There’s a huge gap between plastic surgery and spending $16.99 every few months. I’m definitely a long way from what could be called a pathetic pursuit of the fountain of youth. On the other hand, perhaps I’m not trying hard enough. Does $16.99 buy me “graceful” wrinkles. I just don’t know.
Then there are the clothes. Women of a certain age look silly when they dress themselves like teenagers or wear provocative necklines and navel-baring crop tops. I didn’t wear those things when I was young, and feel no desire to do so now. My personal fashion statement has always been best described as “safe and boring.” I can’t remember the word “graceful” ever applying to my wardrobe. Most of my clothes come from the casual departments at Eddie Bauer, LLBean, and Lands End.

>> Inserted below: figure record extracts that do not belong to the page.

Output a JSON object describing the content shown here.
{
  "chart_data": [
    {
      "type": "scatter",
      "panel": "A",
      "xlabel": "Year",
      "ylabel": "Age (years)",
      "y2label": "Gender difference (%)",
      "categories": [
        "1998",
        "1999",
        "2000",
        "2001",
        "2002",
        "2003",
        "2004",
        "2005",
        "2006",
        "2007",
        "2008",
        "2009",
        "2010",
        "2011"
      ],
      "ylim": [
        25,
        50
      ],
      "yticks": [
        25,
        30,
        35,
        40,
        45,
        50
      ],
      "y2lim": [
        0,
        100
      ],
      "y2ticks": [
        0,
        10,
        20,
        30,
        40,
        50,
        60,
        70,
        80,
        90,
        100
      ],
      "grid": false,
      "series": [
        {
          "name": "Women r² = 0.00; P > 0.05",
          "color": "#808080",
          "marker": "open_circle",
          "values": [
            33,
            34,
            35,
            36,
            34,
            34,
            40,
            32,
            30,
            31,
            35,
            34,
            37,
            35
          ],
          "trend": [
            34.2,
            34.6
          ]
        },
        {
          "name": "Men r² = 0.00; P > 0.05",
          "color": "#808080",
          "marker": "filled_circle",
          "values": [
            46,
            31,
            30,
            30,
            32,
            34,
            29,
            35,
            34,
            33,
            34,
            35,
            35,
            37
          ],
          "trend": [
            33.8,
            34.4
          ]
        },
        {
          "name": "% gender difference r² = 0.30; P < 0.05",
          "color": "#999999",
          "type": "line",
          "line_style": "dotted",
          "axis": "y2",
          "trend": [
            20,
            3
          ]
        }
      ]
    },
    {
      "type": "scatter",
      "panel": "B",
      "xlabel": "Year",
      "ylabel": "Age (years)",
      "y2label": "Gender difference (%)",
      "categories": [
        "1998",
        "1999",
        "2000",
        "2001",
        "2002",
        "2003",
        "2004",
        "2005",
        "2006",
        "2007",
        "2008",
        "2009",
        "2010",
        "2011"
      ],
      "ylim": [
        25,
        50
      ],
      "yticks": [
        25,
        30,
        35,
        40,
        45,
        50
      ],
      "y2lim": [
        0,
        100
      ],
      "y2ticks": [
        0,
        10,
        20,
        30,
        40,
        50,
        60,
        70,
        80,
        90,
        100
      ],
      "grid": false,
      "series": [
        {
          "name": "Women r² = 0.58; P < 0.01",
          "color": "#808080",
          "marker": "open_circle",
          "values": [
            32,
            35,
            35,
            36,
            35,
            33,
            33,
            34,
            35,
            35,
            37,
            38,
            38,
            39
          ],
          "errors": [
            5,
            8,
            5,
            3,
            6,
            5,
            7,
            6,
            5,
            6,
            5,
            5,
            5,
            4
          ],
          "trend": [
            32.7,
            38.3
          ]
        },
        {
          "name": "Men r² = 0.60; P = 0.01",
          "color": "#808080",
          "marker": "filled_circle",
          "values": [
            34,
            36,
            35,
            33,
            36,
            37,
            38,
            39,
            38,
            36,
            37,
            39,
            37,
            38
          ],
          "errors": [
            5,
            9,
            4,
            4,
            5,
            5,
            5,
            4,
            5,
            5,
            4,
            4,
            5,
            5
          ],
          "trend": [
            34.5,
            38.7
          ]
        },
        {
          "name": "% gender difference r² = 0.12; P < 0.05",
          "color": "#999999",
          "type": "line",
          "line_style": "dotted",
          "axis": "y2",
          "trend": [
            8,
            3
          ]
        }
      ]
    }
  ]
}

In the winter, I wear relaxed-fit jeans, turtlenecks, and big, bulky cardigans or fleece jackets. If it’s over 25 degrees Fahrenheit and relatively dry, I wear my Birkenstocks with fleece socks because they are the most comfortable footwear available to humankind. Perhaps wearing Birkenstocks with fleece socks is undignified. I just don’t know. In the summer, I wear Bermuda-length shorts or cropped pants, polo-style shirts or nice t-shirts in solid colors, and sandals. Sometimes I paint my toenails red. Would pink be more dignified?
A little more effort on my part might make me look graceful, but I’m not sure how to pull that off given the last few years’ fashion trends. It took me two days of rigorous searching to find a dress for my husband’s military retirement ceremony. Every dress I tried on made me look either a) like I was trying too hard to be hip, or b) like I was a grandmother going to a wedding. I finally located a simple black dress that I think looked graceful and appropriate, but I can’t be sure because it was on sale at a really good price, and I may just have been fooling myself.
Ultimately, will it matter one way or the other if I age gracefully? When we stop aging, we die. When that happens to me, if I’m blessed enough to go home to Jesus, I’ll be too filled with Amazing Grace to care what a graceless thing I was back on earth.
If I’m not in heaven, I’ll have much bigger problems to deal with than wrinkles and gray hair.
That sort of puts it in perspective, don’t you think?